Uraufführung: Im Reich der Bedingtheit
Andreas Simon tanzt mit einem Solo ins Gefängnis der unverarbeiteten Erinnerungen.
Krefeld. Vielleicht hatte er zu wenig Zeit? Andreas Simon, Krefelder Choreograph und Tänzer, war schon mit anderen Projekten bei "Move!" präsent, nun brachte er kurz vorm Ende der Tanztage mit "Gewölle" auch noch ein Solo heraus, das ein wenig unfertig und teils auch formal unstimmig wirkte. Die zweite Uraufführung im Rahmen von "Move!" in der Fabrik Heeder enthielt aber immerhin einige gelungene Bilder.
Begegnungen bleiben nicht folgenlos, schreibt Simon im Programm, bedingen "Wunden, Erinnerungen". Für diese "Einschreibungen" hat der Tänzer mit seiner Bühnenbildnerin Dusanka Grabovac ein einfaches Bild gefunden. Packbänder sind kreuz und quer über die Bühne gespannt, begrenzen Simons Bewegungen, erzwingen einen Umgang mit ihnen.
Zu Beginn stöckelt Simon in dieses Terrain der zur Behinderung geronnenen Affekte auf allen Vieren, an Händen und Füßen Plastikkappen mit Pfennigabsätzen.

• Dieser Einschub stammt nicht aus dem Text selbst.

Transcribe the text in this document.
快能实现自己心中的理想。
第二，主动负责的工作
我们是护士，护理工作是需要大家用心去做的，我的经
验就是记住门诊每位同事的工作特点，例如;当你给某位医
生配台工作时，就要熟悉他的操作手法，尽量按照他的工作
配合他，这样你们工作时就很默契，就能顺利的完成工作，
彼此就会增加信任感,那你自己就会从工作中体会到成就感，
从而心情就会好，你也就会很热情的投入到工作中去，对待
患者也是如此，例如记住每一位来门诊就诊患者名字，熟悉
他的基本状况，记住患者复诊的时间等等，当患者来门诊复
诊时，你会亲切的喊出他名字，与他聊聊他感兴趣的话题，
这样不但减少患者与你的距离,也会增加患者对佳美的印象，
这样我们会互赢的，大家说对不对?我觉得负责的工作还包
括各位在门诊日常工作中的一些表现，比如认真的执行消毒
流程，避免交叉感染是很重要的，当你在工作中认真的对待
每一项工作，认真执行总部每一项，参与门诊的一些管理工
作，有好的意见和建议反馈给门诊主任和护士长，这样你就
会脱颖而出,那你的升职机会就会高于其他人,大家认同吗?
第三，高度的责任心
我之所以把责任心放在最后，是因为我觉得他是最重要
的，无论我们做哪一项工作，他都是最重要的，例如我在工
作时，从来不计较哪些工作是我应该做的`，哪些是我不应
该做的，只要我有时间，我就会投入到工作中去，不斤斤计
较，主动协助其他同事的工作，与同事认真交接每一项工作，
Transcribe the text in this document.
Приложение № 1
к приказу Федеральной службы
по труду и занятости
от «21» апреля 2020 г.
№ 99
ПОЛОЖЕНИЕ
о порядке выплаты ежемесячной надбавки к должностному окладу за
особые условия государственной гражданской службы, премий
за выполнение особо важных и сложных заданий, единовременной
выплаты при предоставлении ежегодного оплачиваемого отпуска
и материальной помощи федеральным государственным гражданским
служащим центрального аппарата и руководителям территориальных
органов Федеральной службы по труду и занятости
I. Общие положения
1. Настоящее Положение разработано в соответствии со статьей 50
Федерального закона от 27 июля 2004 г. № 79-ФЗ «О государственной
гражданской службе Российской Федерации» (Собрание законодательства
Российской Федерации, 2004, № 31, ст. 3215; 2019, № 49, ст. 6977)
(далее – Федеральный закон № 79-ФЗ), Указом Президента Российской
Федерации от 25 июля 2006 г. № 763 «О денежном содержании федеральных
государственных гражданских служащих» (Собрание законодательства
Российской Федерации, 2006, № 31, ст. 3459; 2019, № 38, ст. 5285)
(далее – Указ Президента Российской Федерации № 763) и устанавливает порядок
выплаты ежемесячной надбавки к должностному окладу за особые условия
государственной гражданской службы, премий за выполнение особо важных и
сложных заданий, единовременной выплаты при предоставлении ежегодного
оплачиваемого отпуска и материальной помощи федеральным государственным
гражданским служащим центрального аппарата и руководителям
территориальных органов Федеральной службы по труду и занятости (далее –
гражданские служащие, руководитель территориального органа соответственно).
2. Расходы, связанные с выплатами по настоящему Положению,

Offenbar muss man das Reich der Bedingtheit des eigenen Handelns vorsichtig betreten.
Drei Mitglieder eines Boxstudios dürfen dann eine Weile lang am Rande Seilchen springen, da bekommen die Bänder neben ihrer symbolischen auch eine konkrete Bedeutung. Man denkt an einen Boxring, wenn es Simon, der es sich gerade eben noch gemütlich machen wollte, hochreißt und er in Schattenboxmanier über die Bühne springt.
Man kann mit langen Stöcken als Gehhilfen auf den Bändern balancieren - ein gelungenes Bild -, man kann unter ihnen hindurchtauchen, sie als Hindernisse auffassen, die immer wieder neu bewältigt werden wollen. Zu unvermittelt setzt Simon verschiedene Umgangsweisen mit den Bändern nebeneinander, ohne übergreifende Dramaturgie.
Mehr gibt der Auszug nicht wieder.